University of Michigan, Dearborn
Management Information Systems
Pervasive computing is the trend towards increasingly ubiquitous (another name for the movement is ubiquitous computing), connected computing devices in the environment, a trend being brought about by a convergence of advanced electronic - and particularly, wireless - technologies and the Internet. Pervasive computing devices are not personal computers as we tend to think of them, but very tiny - even invisible - devices, either mobile or embedded in almost any type of object imaginable, including cars, tools, appliances, clothing and various consumer goods - all communicating through increasingly interconnected networks. In 1991, Mark Weiser introduced the idea of ubiquitous computing: a world in which computers and associated technologies become invisible, and thus indistinguishable from everyday life. This invisible computing is accomplished by means of "embodied virtuality," the process of drawing computers into the physical world. Weiser proposed that computing and communication facilities would follow the evolutionary path of the electric motor.

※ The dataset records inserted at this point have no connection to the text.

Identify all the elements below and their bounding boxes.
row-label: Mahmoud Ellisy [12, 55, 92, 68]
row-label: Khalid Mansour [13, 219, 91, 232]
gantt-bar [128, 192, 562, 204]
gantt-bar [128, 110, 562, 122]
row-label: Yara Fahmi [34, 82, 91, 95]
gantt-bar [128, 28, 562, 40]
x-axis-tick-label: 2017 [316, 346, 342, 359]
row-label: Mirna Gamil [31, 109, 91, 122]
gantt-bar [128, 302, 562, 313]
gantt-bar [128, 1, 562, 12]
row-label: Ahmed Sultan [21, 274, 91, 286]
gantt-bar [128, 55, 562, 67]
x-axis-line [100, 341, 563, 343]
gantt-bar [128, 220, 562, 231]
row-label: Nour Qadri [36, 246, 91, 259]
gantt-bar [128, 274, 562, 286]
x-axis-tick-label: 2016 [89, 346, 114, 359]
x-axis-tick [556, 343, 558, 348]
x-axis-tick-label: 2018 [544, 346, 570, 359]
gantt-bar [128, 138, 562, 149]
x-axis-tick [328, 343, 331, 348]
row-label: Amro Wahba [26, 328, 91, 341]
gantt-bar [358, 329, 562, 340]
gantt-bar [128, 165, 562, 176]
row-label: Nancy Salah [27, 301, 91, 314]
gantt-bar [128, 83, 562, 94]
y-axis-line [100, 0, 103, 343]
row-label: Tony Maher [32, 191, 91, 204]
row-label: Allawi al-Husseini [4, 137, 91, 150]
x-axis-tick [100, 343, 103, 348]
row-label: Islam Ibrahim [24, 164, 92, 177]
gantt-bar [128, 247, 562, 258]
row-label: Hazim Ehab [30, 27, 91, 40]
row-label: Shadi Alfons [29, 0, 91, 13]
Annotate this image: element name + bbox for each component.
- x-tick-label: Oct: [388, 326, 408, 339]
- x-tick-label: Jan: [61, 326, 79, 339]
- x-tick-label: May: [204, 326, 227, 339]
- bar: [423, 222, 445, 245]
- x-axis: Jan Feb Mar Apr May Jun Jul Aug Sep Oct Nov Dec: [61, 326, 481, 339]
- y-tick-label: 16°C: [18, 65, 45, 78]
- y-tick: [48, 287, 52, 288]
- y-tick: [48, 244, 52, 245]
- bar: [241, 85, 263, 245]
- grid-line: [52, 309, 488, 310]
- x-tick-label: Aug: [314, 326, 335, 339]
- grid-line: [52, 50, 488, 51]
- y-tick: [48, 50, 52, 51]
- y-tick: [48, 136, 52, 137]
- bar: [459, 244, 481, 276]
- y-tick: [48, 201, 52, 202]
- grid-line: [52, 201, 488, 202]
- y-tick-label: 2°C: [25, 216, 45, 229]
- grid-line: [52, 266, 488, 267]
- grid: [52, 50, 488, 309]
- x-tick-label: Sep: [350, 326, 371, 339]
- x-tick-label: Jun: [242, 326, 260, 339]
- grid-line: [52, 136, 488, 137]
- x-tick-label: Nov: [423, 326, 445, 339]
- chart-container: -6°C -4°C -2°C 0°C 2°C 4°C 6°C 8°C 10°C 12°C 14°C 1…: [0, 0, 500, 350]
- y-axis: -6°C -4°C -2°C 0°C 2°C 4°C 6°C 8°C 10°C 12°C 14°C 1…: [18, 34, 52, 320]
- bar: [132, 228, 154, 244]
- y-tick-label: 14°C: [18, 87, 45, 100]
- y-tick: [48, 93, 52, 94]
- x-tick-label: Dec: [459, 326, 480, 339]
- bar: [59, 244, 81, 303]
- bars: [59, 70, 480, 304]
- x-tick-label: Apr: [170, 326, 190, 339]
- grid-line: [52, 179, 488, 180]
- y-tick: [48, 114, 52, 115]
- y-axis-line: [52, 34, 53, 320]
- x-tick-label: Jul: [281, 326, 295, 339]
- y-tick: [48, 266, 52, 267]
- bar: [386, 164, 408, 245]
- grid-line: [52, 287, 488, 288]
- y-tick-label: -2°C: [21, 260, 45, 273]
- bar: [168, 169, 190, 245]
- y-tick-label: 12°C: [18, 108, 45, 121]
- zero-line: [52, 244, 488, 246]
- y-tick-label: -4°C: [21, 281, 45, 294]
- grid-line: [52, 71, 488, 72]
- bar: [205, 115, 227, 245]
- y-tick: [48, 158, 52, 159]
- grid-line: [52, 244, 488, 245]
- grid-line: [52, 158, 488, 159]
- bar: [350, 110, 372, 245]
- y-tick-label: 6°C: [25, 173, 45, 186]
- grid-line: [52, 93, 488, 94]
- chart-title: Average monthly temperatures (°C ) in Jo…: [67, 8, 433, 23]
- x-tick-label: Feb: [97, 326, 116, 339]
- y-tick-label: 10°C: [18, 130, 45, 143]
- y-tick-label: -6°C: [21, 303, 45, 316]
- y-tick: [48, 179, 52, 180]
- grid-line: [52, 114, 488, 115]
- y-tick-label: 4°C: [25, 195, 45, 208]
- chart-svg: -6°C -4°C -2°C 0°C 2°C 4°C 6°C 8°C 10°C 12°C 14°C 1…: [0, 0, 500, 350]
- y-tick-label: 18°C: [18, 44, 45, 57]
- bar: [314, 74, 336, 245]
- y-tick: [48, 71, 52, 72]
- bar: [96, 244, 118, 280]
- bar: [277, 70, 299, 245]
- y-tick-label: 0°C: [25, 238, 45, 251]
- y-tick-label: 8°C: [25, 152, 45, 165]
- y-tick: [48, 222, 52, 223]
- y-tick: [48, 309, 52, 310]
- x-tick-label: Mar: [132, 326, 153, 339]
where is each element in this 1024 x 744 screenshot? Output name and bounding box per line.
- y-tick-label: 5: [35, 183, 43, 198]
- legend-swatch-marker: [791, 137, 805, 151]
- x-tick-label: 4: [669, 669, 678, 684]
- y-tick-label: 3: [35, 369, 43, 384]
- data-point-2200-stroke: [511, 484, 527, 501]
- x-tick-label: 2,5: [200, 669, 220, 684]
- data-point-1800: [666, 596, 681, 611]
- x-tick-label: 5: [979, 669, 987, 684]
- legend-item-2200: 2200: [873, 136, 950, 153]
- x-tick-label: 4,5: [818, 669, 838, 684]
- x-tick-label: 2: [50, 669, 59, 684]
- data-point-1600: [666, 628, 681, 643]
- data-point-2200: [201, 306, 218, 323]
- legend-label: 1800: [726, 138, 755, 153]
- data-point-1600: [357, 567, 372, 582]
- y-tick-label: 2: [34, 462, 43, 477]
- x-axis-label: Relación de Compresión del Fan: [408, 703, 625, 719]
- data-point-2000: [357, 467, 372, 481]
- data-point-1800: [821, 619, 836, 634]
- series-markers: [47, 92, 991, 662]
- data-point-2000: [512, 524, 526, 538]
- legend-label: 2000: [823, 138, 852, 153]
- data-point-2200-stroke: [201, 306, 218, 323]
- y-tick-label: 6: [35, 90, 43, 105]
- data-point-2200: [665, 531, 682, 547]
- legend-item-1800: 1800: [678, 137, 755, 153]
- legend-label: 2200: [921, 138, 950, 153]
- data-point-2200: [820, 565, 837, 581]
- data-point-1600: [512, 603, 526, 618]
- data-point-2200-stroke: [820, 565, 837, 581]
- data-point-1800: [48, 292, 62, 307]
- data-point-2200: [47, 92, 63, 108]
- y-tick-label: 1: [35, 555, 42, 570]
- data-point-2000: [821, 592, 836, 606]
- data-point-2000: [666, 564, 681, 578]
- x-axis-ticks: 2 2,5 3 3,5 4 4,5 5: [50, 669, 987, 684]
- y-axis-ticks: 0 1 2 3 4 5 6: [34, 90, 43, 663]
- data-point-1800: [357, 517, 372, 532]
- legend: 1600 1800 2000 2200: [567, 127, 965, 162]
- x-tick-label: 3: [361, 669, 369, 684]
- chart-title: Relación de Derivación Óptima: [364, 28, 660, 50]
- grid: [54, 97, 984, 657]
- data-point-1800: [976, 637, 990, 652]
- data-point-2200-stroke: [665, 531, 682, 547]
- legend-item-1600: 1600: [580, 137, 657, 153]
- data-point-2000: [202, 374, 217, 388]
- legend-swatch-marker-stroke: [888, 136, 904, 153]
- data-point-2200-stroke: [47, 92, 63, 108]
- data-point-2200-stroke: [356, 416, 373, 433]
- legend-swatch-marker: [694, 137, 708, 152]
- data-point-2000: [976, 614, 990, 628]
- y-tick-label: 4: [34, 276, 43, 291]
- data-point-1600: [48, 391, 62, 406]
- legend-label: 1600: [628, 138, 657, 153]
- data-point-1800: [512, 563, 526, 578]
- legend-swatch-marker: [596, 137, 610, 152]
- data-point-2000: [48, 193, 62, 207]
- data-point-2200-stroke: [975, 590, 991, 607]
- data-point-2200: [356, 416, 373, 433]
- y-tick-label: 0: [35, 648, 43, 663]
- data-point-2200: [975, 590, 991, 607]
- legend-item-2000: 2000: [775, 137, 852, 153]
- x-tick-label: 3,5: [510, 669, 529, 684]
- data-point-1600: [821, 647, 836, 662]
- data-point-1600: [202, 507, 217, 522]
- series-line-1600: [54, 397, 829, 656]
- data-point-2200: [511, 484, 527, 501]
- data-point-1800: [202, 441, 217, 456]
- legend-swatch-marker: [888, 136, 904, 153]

In 2001, Mahadev Satyanarayanan presented aspects of a pervasive computing environment in which instances of Weiser’s ubiquitous computing world could now be explored, given the maturity of computing/communication technologies such as wireless LANs, portable and wearable computers, and sophisticated, embeddable sensors. He also identified several key research areas in pervasive computing: smart spaces, invisibility, localized scalability, and uneven conditioning. Briefly described, a smart space is a well-defined area, open or enclosed, that incorporates a collection of embedded systems (computers, sensors, user interfaces, and infrastructure of services). Invisibility is the intent that users not be unnecessarily distracted by their interaction with pervasive computing technologies. Localized scalability deals with the effective management of information exchange between users and their surroundings—considerations include bandwidth and energy usage, as well as control of user distraction. Finally, uneven conditioning refers to the current lack of consistent technologies and services throughout a user’s environment; for example, wireless connectivity may be present in one building but not in another.
A number of companies and higher education institutions have begun extensive research projects aimed at investigating the requirements and implementation of pervasive computing environments. These research activities have identified the following characteristics of a pervasive computing environment: Minimal user distraction, Collaborative interaction, User mobility, Context awareness (user/time/location), Resource and location discovery, Ambient information, calm technology, Event notification, Adaptive interfaces ,Invisibility—everyday object augmentation , Anytime/anywhere. Given the above characteristics, the possible positive effects that pervasive computing may have on productivity within our lives (at school, work, and home) could be significant:
• Improved capabilities for communications, coordination, collaboration, and knowledge exchange • Removal of time and space constraints for accessing information • Enhanced decision-making abilities based on receiving and processing up-to-date organizational and environmental data • Expanded user awareness of the environment through resource and service discovery Challenges of Pervasive computing:
Rapid advances in smart technologies (e.g., sensors, devices and applications, wireless networking), software agents, and middleware technologies have led to the emergence of pervasive or ubiquitous computing as perhaps the most exciting area of computing as well as context-situation aware computing,...